Scott Couch
- Full name: Scott Gordon Couch
- Born: 16 May 1977 (age 48)
- School: Tawa College
- University: University of Waikato

Rugby union career
- Position: Flanker

Senior career
- Years: Team / Apps / (Points)
- 2005–07: Secom Rugguts
- 2007–08: Toshiba Brave Lupus

Provincial / State sides
- Years: Team / Apps / (Points)
- 2000–04: Waikato / 45 / (10)

Super Rugby
- Years: Team / Apps / (Points)
- 2002–04: Chiefs / 19 / (0)

= Scott Couch =

New Zealand rugby player (born 1977)

Scott Gordon Couch (born 16 May 1977) is a New Zealand former professional rugby union player.

==Biography==
A Tawa College product, Couch pursued further studies at the University of Waikato and was a New Zealand Universities representative loose forward.
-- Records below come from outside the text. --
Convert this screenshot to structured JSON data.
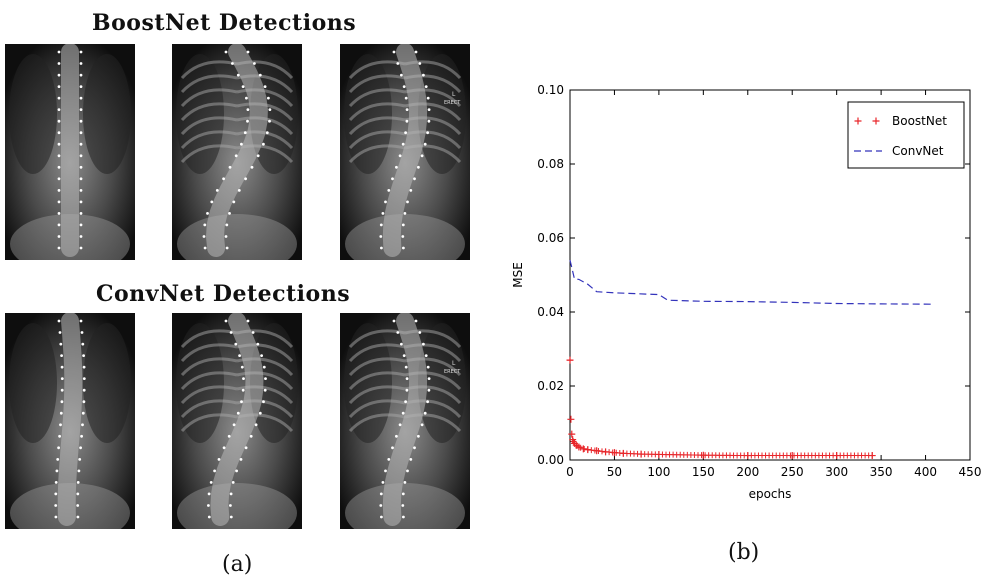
{
  "panel_a": {
    "title_top": "BoostNet Detections",
    "title_bottom": "ConvNet Detections",
    "caption": "(a)",
    "xray_marker_letter": "L",
    "xray_marker_word": "ERECT"
  },
  "panel_b": {
    "caption": "(b)"
  },
  "chart_data": {
    "type": "line",
    "title": "",
    "xlabel": "epochs",
    "ylabel": "MSE",
    "xlim": [
      0,
      450
    ],
    "ylim": [
      0.0,
      0.1
    ],
    "xticks": [
      "0",
      "50",
      "100",
      "150",
      "200",
      "250",
      "300",
      "350",
      "400",
      "450"
    ],
    "yticks": [
      "0.00",
      "0.02",
      "0.04",
      "0.06",
      "0.08",
      "0.10"
    ],
    "legend_position": "top-right",
    "series": [
      {
        "name": "BoostNet",
        "color": "#e8262a",
        "marker": "+",
        "x": [
          0,
          1,
          2,
          3,
          5,
          7,
          10,
          15,
          20,
          30,
          40,
          50,
          60,
          80,
          100,
          150,
          200,
          250,
          300,
          340
        ],
        "y": [
          0.027,
          0.011,
          0.007,
          0.0055,
          0.0045,
          0.004,
          0.0035,
          0.003,
          0.0028,
          0.0025,
          0.0022,
          0.002,
          0.0018,
          0.0016,
          0.0015,
          0.0013,
          0.0012,
          0.0012,
          0.0012,
          0.0012
        ]
      },
      {
        "name": "ConvNet",
        "color": "#3333bb",
        "style": "dashed",
        "x": [
          0,
          2,
          5,
          10,
          20,
          30,
          50,
          100,
          110,
          150,
          200,
          250,
          300,
          350,
          409
        ],
        "y": [
          0.054,
          0.052,
          0.049,
          0.0488,
          0.0475,
          0.0455,
          0.0452,
          0.0447,
          0.0432,
          0.0429,
          0.0428,
          0.0426,
          0.0423,
          0.0422,
          0.0421
        ]
      }
    ]
  }
}
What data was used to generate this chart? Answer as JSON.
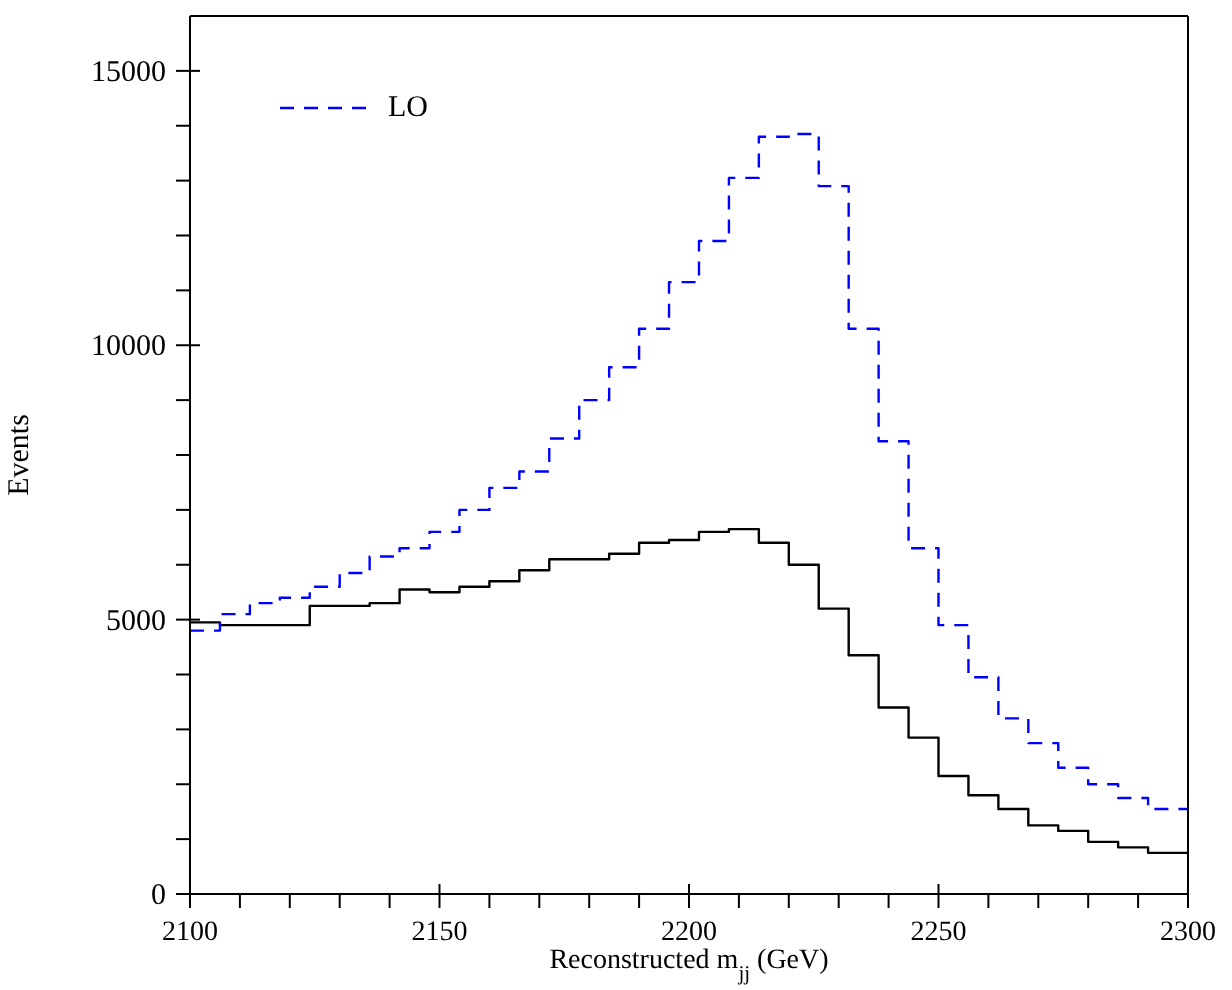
{
  "chart_data": {
    "type": "histogram",
    "xlabel": "Reconstructed m$_{jj}$ (GeV)",
    "ylabel": "Events",
    "bins": [
      2100,
      2106,
      2112,
      2118,
      2124,
      2130,
      2136,
      2142,
      2148,
      2154,
      2160,
      2166,
      2172,
      2178,
      2184,
      2190,
      2196,
      2202,
      2208,
      2214,
      2220,
      2226,
      2232,
      2238,
      2244,
      2250,
      2256,
      2262,
      2268,
      2274,
      2280,
      2286,
      2292,
      2300
    ],
    "series": [
      {
        "color": "#000000",
        "line_style": "solid",
        "values": [
          4950,
          4900,
          4900,
          4900,
          5250,
          5250,
          5300,
          5550,
          5500,
          5600,
          5700,
          5900,
          6100,
          6100,
          6200,
          6400,
          6450,
          6600,
          6650,
          6400,
          6000,
          5200,
          4350,
          3400,
          2850,
          2150,
          1800,
          1550,
          1250,
          1150,
          950,
          850,
          750
        ]
      },
      {
        "name": "LO",
        "color": "#0000ff",
        "line_style": "dashed",
        "values": [
          4800,
          5100,
          5300,
          5400,
          5600,
          5850,
          6150,
          6300,
          6600,
          7000,
          7400,
          7700,
          8300,
          9000,
          9600,
          10300,
          11150,
          11900,
          13050,
          13800,
          13850,
          12900,
          10300,
          8250,
          6300,
          4900,
          3950,
          3200,
          2750,
          2300,
          2000,
          1750,
          1550
        ]
      }
    ],
    "xlim": [
      2100,
      2300
    ],
    "xticks": [
      2100,
      {
        "value": 2110,
        "label": null
      },
      {
        "value": 2120,
        "label": null
      },
      {
        "value": 2130,
        "label": null
      },
      {
        "value": 2140,
        "label": null
      },
      2150,
      {
        "value": 2160,
        "label": null
      },
      {
        "value": 2170,
        "label": null
      },
      {
        "value": 2180,
        "label": null
      },
      {
        "value": 2190,
        "label": null
      },
      2200,
      {
        "value": 2210,
        "label": null
      },
      {
        "value": 2220,
        "label": null
      },
      {
        "value": 2230,
        "label": null
      },
      {
        "value": 2240,
        "label": null
      },
      2250,
      {
        "value": 2260,
        "label": null
      },
      {
        "value": 2270,
        "label": null
      },
      {
        "value": 2280,
        "label": null
      },
      {
        "value": 2290,
        "label": null
      },
      2300
    ],
    "ylim": [
      0,
      16000
    ],
    "yticks": [
      0,
      {
        "value": 1000,
        "label": null
      },
      {
        "value": 2000,
        "label": null
      },
      {
        "value": 3000,
        "label": null
      },
      {
        "value": 4000,
        "label": null
      },
      5000,
      {
        "value": 6000,
        "label": null
      },
      {
        "value": 7000,
        "label": null
      },
      {
        "value": 8000,
        "label": null
      },
      {
        "value": 9000,
        "label": null
      },
      10000,
      {
        "value": 11000,
        "label": null
      },
      {
        "value": 12000,
        "label": null
      },
      {
        "value": 13000,
        "label": null
      },
      {
        "value": 14000,
        "label": null
      },
      15000
    ],
    "legend": "top left",
    "grid": false
  }
}
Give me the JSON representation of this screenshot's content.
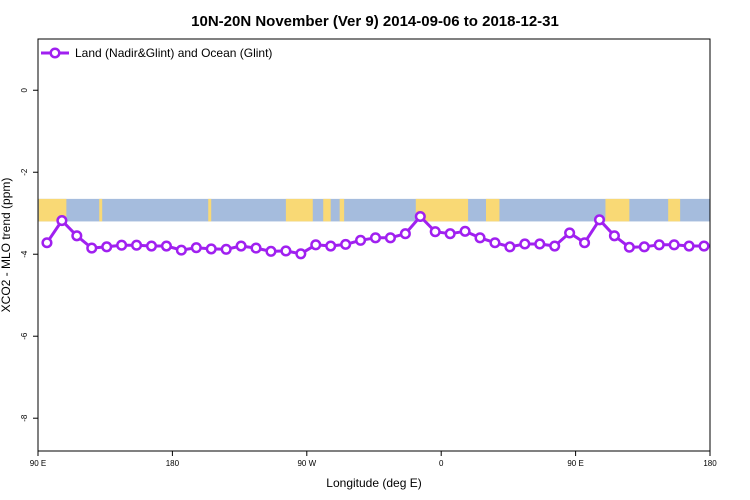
{
  "chart_data": {
    "type": "line",
    "title": "10N-20N November (Ver 9)   2014-09-06 to 2018-12-31",
    "xlabel": "Longitude (deg E)",
    "ylabel": "XCO2 - MLO trend (ppm)",
    "x_ticks": [
      {
        "value": 90,
        "label": "90 E"
      },
      {
        "value": 180,
        "label": "180"
      },
      {
        "value": 270,
        "label": "90 W"
      },
      {
        "value": 360,
        "label": "0"
      },
      {
        "value": 450,
        "label": "90 E"
      },
      {
        "value": 540,
        "label": "180"
      }
    ],
    "y_ticks": [
      {
        "value": 0,
        "label": "0"
      },
      {
        "value": -2,
        "label": "-2"
      },
      {
        "value": -4,
        "label": "-4"
      },
      {
        "value": -6,
        "label": "-6"
      },
      {
        "value": -8,
        "label": "-8"
      }
    ],
    "xlim": [
      90,
      540
    ],
    "ylim": [
      -8.8,
      1.25
    ],
    "grid": false,
    "legend_position": "top-left",
    "land_colour": "#f9d975",
    "ocean_colour": "#a5bcdd",
    "land_intervals": [
      [
        90.5,
        109
      ],
      [
        131,
        133
      ],
      [
        204,
        206
      ],
      [
        256,
        274
      ],
      [
        281,
        286
      ],
      [
        292,
        295
      ],
      [
        343,
        378
      ],
      [
        390,
        399
      ],
      [
        470,
        486
      ],
      [
        512,
        520
      ]
    ],
    "map_band_ylim": [
      -2.65,
      -3.2
    ],
    "series": [
      {
        "name": "Land (Nadir&Glint) and Ocean (Glint)",
        "colour": "#a020f0",
        "x": [
          96,
          106,
          116,
          126,
          136,
          146,
          156,
          166,
          176,
          186,
          196,
          206,
          216,
          226,
          236,
          246,
          256,
          266,
          276,
          286,
          296,
          306,
          316,
          326,
          336,
          346,
          356,
          366,
          376,
          386,
          396,
          406,
          416,
          426,
          436,
          446,
          456,
          466,
          476,
          486,
          496,
          506,
          516,
          526,
          536
        ],
        "y": [
          -3.72,
          -3.18,
          -3.55,
          -3.85,
          -3.82,
          -3.78,
          -3.78,
          -3.8,
          -3.8,
          -3.9,
          -3.84,
          -3.87,
          -3.88,
          -3.8,
          -3.85,
          -3.93,
          -3.92,
          -3.99,
          -3.77,
          -3.8,
          -3.76,
          -3.66,
          -3.6,
          -3.6,
          -3.5,
          -3.08,
          -3.45,
          -3.5,
          -3.44,
          -3.6,
          -3.72,
          -3.82,
          -3.75,
          -3.75,
          -3.8,
          -3.48,
          -3.72,
          -3.16,
          -3.55,
          -3.83,
          -3.82,
          -3.77,
          -3.77,
          -3.8,
          -3.8
        ]
      }
    ]
  }
}
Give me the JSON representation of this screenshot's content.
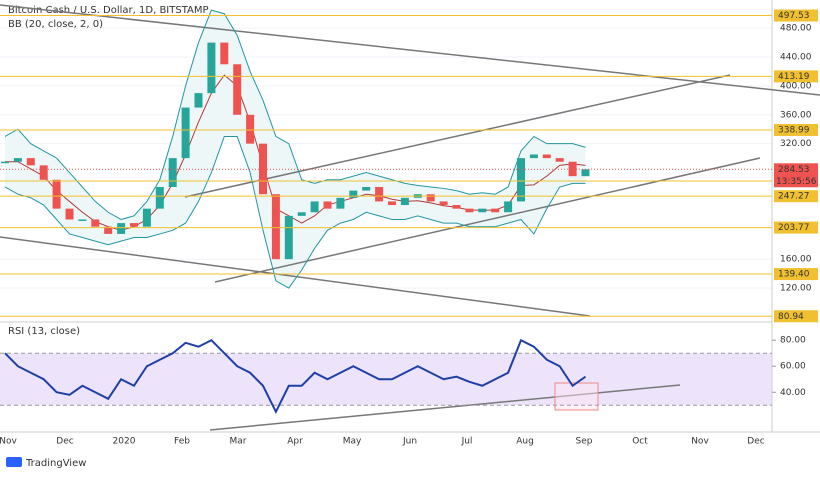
{
  "chart_data": [
    {
      "type": "candlestick",
      "title": "Bitcoin Cash / U.S. Dollar, 1D, BITSTAMP",
      "subtitle": "BB (20, close, 2, 0)",
      "values": [
        295,
        300,
        290,
        270,
        230,
        215,
        215,
        205,
        195,
        210,
        205,
        230,
        260,
        300,
        370,
        390,
        460,
        430,
        360,
        320,
        250,
        160,
        220,
        225,
        240,
        230,
        245,
        255,
        260,
        240,
        235,
        245,
        250,
        240,
        235,
        230,
        225,
        230,
        225,
        240,
        300,
        305,
        300,
        295,
        275,
        284.53
      ],
      "up_color": "#26a69a",
      "down_color": "#ef5350",
      "bb_upper": [
        330,
        340,
        320,
        310,
        300,
        280,
        260,
        240,
        225,
        215,
        220,
        240,
        270,
        330,
        400,
        460,
        505,
        500,
        470,
        420,
        380,
        330,
        320,
        270,
        265,
        270,
        270,
        275,
        280,
        275,
        270,
        265,
        262,
        260,
        258,
        255,
        250,
        252,
        250,
        260,
        310,
        330,
        320,
        320,
        320,
        315
      ],
      "bb_middle": [
        295,
        295,
        285,
        275,
        255,
        240,
        225,
        212,
        205,
        200,
        205,
        215,
        235,
        265,
        305,
        350,
        390,
        415,
        400,
        350,
        290,
        230,
        220,
        210,
        220,
        235,
        240,
        245,
        250,
        248,
        243,
        240,
        241,
        238,
        234,
        232,
        228,
        228,
        228,
        235,
        262,
        263,
        275,
        290,
        292,
        290
      ],
      "bb_lower": [
        260,
        250,
        245,
        235,
        215,
        195,
        190,
        185,
        180,
        185,
        190,
        190,
        195,
        200,
        210,
        240,
        280,
        330,
        330,
        280,
        200,
        130,
        120,
        145,
        175,
        200,
        210,
        215,
        225,
        220,
        215,
        215,
        220,
        215,
        210,
        210,
        205,
        205,
        205,
        210,
        215,
        195,
        230,
        260,
        265,
        265
      ],
      "bb_color": "#2196a3",
      "bb_middle_color": "#b23a3a",
      "ylim": [
        73,
        519
      ],
      "yticks": [
        {
          "value": 480,
          "label": "480.00"
        },
        {
          "value": 440,
          "label": "440.00"
        },
        {
          "value": 400,
          "label": "400.00"
        },
        {
          "value": 360,
          "label": "360.00"
        },
        {
          "value": 320,
          "label": "320.00"
        },
        {
          "value": 160,
          "label": "160.00"
        },
        {
          "value": 120,
          "label": "120.00"
        }
      ],
      "levels": [
        497.53,
        413.19,
        338.99,
        268.25,
        247.27,
        203.77,
        {
          "value": 139.4,
          "label": "139.40"
        },
        80.94
      ],
      "level_color": "#f0c030",
      "last_price": 284.53,
      "countdown": "13:35:56",
      "last_price_color": "#ef5350"
    },
    {
      "type": "line",
      "title": "RSI (13, close)",
      "values": [
        70,
        60,
        55,
        50,
        40,
        38,
        45,
        40,
        35,
        50,
        45,
        60,
        65,
        70,
        78,
        75,
        80,
        70,
        60,
        55,
        45,
        25,
        45,
        45,
        55,
        50,
        55,
        60,
        55,
        50,
        50,
        55,
        60,
        55,
        50,
        52,
        48,
        45,
        50,
        55,
        80,
        75,
        65,
        60,
        45,
        52
      ],
      "color": "#1e3fa8",
      "band": [
        30,
        70
      ],
      "band_color": "#e6d9fb",
      "ylim": [
        11,
        94
      ],
      "yticks": [
        {
          "value": 80,
          "label": "80.00"
        },
        {
          "value": 60,
          "label": "60.00"
        },
        {
          "value": 40,
          "label": "40.00"
        }
      ],
      "xtick_labels": [
        "Nov",
        "Dec",
        "2020",
        "Feb",
        "Mar",
        "Apr",
        "May",
        "Jun",
        "Jul",
        "Aug",
        "Sep",
        "Oct",
        "Nov",
        "Dec"
      ]
    }
  ],
  "footer": {
    "brand": "TradingView"
  }
}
He played several seasons with Waikato and from 2002 to 2004 made 19 appearances for the Chiefs in the Super 12 competition. A broken leg ended his time at the Chiefs and he continued his professional career in Japan, with two-years at Secom Rugguts and one with Toshiba Brave Lupus.

Couch retired in 2008 due to concussion and began a career in hospitality.